Traçando um paralelo com a Argentina, Myriam Bergman falou da ” triste distinção de ter Milei como presidente, que se apresenta como o mais sionista do mundo “: ” Durante o debate presidencial, quando eu era candidata pela Frente de Esquerda, expusemos nossa posição, e isso levou a uma campanha extremamente agressiva por parte de organizações pró-Israel. Foi para denunciar o genocídio que participamos da flotilha. A esquerda revolucionária na Argentina é a única que denunciou o genocídio, enquanto o peronismo manteve um silêncio cúmplice “, acrescentou. Ela então convocou um protesto em frente ao tribunal no dia 25 de junho: ” Espero que haja milhares de nós. Devemos sair deste tribunal explicando a cada trabalhador, a cada colega, que esses julgamentos não visam apenas Anasse ou Ramy, que todo ataque antidemocrático se torna necessariamente um ataque contra todos os trabalhadores .”
Uma luta crucial para confrontar o autoritarismo e preparar uma resposta.
Mas a ampla gama de forças reunidas no salão da Legião de Honra também discutiu, de forma mais abrangente, como a luta contra a repressão poderia ser o ponto de partida para uma resposta mais ampla ao endurecimento do autoritarismo e aos ataques do imperialismo. Anasse Kazib relembrou a força das mobilizações iniciadas pelos estivadores de Gênova e pelas greves gerais anticoloniais italianas: “ Giorgia Meloni não se tornou uma apoiadora da Palestina quando enviou um navio de guerra para escoltar a flotilha, quando denunciou timidamente o que Israel estava fazendo. Seu DNA é fazer parte dessa internacional reacionária. Mas o que a está forçando a recuar é o movimento operário, que decidiu lutar e responder aos ataques contra aqueles que apoiam a Palestina .”
Por sua vez, Myriam Bregman enfatizou, no caso da América Latina, a necessidade urgente de romper, em um contexto marcado por “crises, guerras e genocídios”, a alternância entre a extrema direita, incapaz de governar, e os chamados governos “progressistas”, impotentes para resistir aos ataques de Washington, que alimentam a desilusão das classes trabalhadoras e abrem caminho para o retorno de uma direita ainda mais radical. Por isso, ela conclamou os trabalhadores e todas as comunidades oprimidas a terem fé em sua força e a ” lutarem independentemente dos partidos reformistas burgueses “, seguindo o exemplo dos trabalhadores bolivianos.

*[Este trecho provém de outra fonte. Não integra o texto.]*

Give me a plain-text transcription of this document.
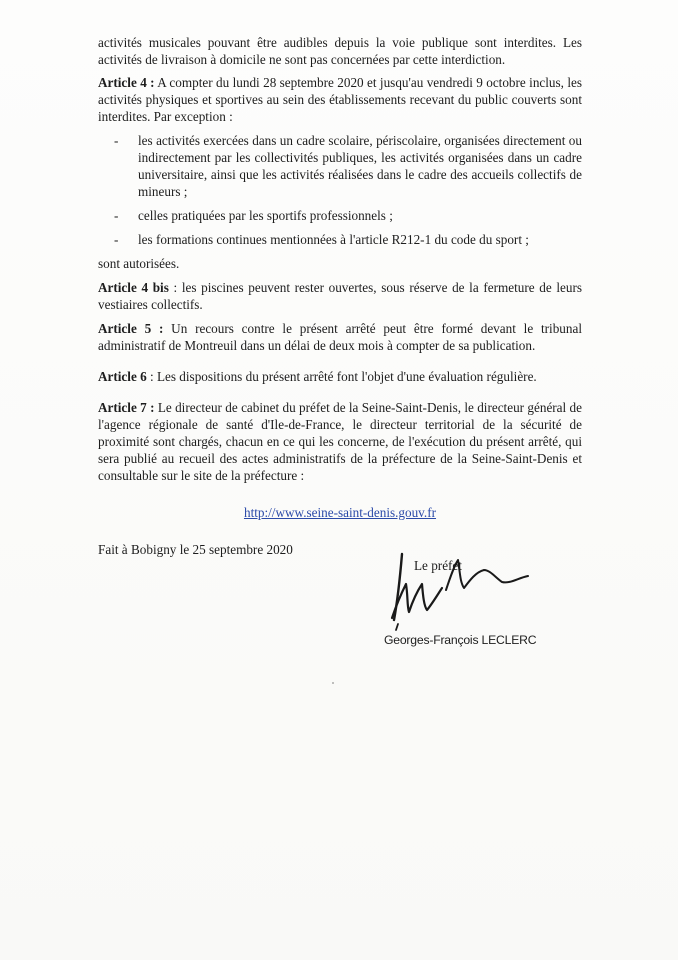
activités musicales pouvant être audibles depuis la voie publique sont interdites. Les activités de livraison à domicile ne sont pas concernées par cette interdiction.

Article 4 : A compter du lundi 28 septembre 2020 et jusqu'au vendredi 9 octobre inclus, les activités physiques et sportives au sein des établissements recevant du public couverts sont interdites. Par exception :

- les activités exercées dans un cadre scolaire, périscolaire, organisées directement ou indirectement par les collectivités publiques, les activités organisées dans un cadre universitaire, ainsi que les activités réalisées dans le cadre des accueils collectifs de mineurs ;
- celles pratiquées par les sportifs professionnels ;
- les formations continues mentionnées à l'article R212-1 du code du sport ;

sont autorisées.

Article 4 bis : les piscines peuvent rester ouvertes, sous réserve de la fermeture de leurs vestiaires collectifs.

Article 5 : Un recours contre le présent arrêté peut être formé devant le tribunal administratif de Montreuil dans un délai de deux mois à compter de sa publication.

Article 6 : Les dispositions du présent arrêté font l'objet d'une évaluation régulière.

Article 7 : Le directeur de cabinet du préfet de la Seine-Saint-Denis, le directeur général de l'agence régionale de santé d'Ile-de-France, le directeur territorial de la sécurité de proximité sont chargés, chacun en ce qui les concerne, de l'exécution du présent arrêté, qui sera publié au recueil des actes administratifs de la préfecture de la Seine-Saint-Denis et consultable sur le site de la préfecture :

http://www.seine-saint-denis.gouv.fr

Fait à Bobigny le 25 septembre 2020

Le préfet
Georges-François LECLERC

O exemplo da Bolívia ou dos estudantes chilenos mostra que não é fácil para governos de extrema-direita se estabelecerem. A guerra imperialista dos EUA contra o Irã também demonstra que não é fácil nem mesmo para o imperialismo ianque avançar. Apostamos que o processo em curso na Bolívia, para além da atual conjuntura política, está inaugurando um novo ciclo de lutas para a classe trabalhadora na América Latina e em todo o mundo. Mas sejamos claros: a crise da hegemonia estadunidense não significa que haverá menos violência, particularmente na América Latina, como vemos na Venezuela e em Cuba. Para derrotar essa ofensiva de extrema-direita, a intervenção das massas é crucial.
Aproveitando a oportunidade, Anasse Kazib enfatizou a necessidade de se inspirar nessas lutas para construir uma resposta ofensiva: ” Poderíamos derrubá-los. Lembram-se de quando mil trabalhadores de refinaria esvaziaram todos os postos de gasolina em três semanas? Agora, somem aos trabalhadores da refinaria os ferroviários, os funcionários da RATP (Companhia de Transporte Aéreo), os trabalhadores do setor energético, os trabalhadores do gás, os professores, todos os setores da classe trabalhadora, todos os jovens e bairros operários. Imaginem a situação no país se isso acontecesse? “
Embora os Estados Unidos tenham assinado um acordo de rendição com o Irã, reconhecendo sua derrota militar e estratégica, e a revolta boliviana possa marcar o início de um movimento de protesto mais amplo contra a ofensiva norte-americana na América Latina, há uma necessidade urgente de explorar as fraquezas e vulnerabilidades do imperialismo. Devemos construir um bloco de resistência que possa servir de escudo para todos aqueles que lutam contra o genocídio e como trampolim para a construção de um poderoso movimento anti-imperialista e internacionalista em apoio ao povo palestino. Foi com esse apelo que Anasse Kazib concluiu a discussão: “ Hoje, existe toda uma nova geração anti-imperialista que se formou em torno do apoio ao povo palestino, e amanhã ela será forjada contra os planos de guerra que estão sendo implementados. Devemos sair desta sala com esse espírito de luta e essa indignação.” Diante da repressão e do autoritarismo, devemos responder com radicalismo revolucionário .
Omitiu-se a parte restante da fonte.